# Service engine oil



## jeffsgto (Dec 7, 2010)

I have a 2006 GTO and my service engine oil light is still on after I change my oil. How do I get this light to go off. Any and all help is greatly appreciated. :confused


----------



## 1quik ls2 (Dec 14, 2011)

There is a typo in the owner's manual on this. Manual says turn key to on position then tap gas pedal 2 times then key to off position. Well this is where the typo is, it needs to say tap pedal 3 times instead of 2, then lite will go out.
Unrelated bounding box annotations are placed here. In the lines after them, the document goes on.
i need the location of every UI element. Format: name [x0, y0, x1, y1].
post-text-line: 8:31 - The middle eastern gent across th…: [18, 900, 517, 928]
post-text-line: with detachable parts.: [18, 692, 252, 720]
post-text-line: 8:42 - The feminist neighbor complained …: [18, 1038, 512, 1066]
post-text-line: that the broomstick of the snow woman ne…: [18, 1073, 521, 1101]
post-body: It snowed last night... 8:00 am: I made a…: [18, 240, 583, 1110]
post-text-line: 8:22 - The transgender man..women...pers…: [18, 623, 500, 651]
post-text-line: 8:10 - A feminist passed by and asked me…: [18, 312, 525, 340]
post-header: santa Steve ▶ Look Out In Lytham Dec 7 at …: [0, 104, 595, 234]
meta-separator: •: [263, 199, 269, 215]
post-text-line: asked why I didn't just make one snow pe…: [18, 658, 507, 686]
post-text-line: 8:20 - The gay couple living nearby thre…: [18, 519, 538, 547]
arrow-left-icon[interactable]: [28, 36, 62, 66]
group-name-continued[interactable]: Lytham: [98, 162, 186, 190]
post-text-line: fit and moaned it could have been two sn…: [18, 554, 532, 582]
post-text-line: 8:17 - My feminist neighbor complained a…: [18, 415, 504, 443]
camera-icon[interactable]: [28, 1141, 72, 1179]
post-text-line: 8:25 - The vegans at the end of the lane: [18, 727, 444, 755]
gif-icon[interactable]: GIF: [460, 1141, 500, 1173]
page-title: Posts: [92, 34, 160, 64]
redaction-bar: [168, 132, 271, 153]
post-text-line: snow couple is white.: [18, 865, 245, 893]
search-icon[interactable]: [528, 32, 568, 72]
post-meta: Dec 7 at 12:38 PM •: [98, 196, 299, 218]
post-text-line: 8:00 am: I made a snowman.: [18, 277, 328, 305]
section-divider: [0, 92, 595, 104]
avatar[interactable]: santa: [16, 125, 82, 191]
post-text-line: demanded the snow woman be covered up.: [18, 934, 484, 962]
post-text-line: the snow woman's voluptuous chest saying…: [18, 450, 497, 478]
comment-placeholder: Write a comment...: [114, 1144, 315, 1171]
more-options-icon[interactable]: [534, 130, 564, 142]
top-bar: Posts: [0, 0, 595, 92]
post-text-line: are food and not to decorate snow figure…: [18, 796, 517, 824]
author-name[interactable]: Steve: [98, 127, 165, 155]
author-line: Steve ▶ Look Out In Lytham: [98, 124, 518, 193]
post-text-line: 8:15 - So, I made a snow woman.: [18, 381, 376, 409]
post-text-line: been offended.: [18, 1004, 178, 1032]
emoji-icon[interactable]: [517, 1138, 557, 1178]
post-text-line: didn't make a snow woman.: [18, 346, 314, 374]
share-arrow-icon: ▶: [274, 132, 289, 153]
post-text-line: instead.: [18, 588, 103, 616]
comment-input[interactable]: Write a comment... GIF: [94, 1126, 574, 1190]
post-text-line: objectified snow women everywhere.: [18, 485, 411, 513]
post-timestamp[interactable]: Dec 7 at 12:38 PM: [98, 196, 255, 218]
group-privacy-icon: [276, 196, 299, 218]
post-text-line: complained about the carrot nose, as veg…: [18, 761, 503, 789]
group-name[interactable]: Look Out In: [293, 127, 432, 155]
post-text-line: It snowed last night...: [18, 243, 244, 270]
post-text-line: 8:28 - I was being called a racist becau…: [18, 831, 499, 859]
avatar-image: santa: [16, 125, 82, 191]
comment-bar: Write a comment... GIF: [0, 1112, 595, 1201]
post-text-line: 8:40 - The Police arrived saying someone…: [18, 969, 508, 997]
Good luck.


----------



## GTO JUDGE (May 14, 2005)

http://www.gtoforum.com/f3/service-reset-14224/


----------



## Flying Monkey (Apr 10, 2013)

1quik ls2 said:


> There is a typo in the owner's manual on this. Manual says turn key to on position then tap gas pedal 2 times then key to off position. Well this is where the typo is, it needs to say tap pedal 3 times instead of 2, then lite will go out. Good luck.


old thread I know but wanted to bump cause I just had to search this as was having the same problem. Thank you for posting this.


----------



## svede1212 (Nov 1, 2005)

I do 4 or 5 just 'cause my foot twitches. More doesn't hurt altho 3 will suffice.


----------